- Full name: Marcel Napoleon Gleyre
- Born: June 17, 1910 Sainte-Croix, Switzerland
- Died: March 22, 1996 (aged 85) Madison, New Jersey, U.S.

Gymnastics career
- Discipline: Men's artistic gymnastics
- Country represented: United States
- Gym: Swiss Turnverein

= Marcel Gleyre =

American gymnast (1910–1996)

Marcel Napoleon Gleyre (June 17, 1910 – March 22, 1996) was an American gymnast. He was a member of the United States men's national artistic gymnastics team and competed in the men's vault event at the 1932 Summer Olympics. Gleyre was born in Switzerland, though his place of birth is variously listed as being Sainte-Croix or Neuchâtel.

As a gymnast, Gleyre was a member of Swiss Turnverein in Union City, New Jersey.

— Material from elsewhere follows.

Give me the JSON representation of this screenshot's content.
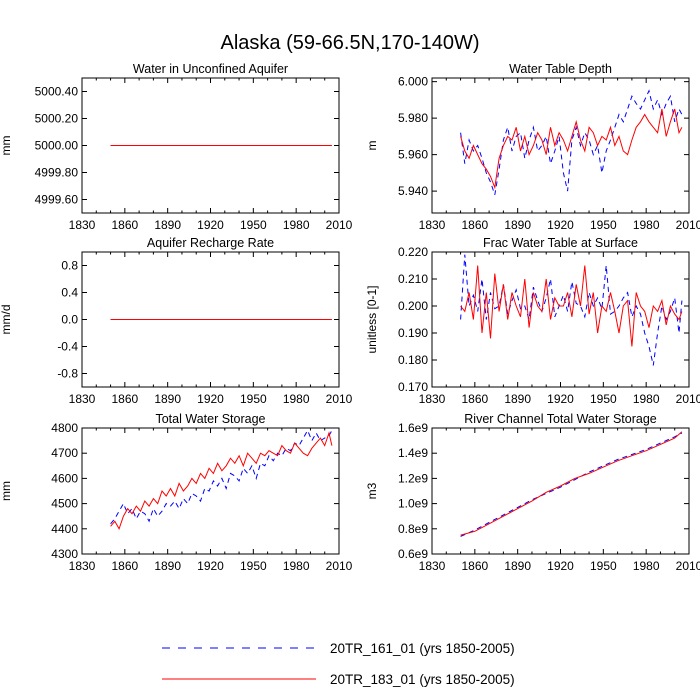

Gleyre graduated from Seton Hall University earning an undergraduate degree and a master's degree in 1935. He later was a teacher at Union Hill High School and coached their gymnastics team. He served with the United States Navy during World War II. He was the long-time owner of an embroidery company in West New York, New Jersey. He lived in Wyckoff, New Jersey and moved to Madison, New Jersey, where he died at his home there at the age of 85.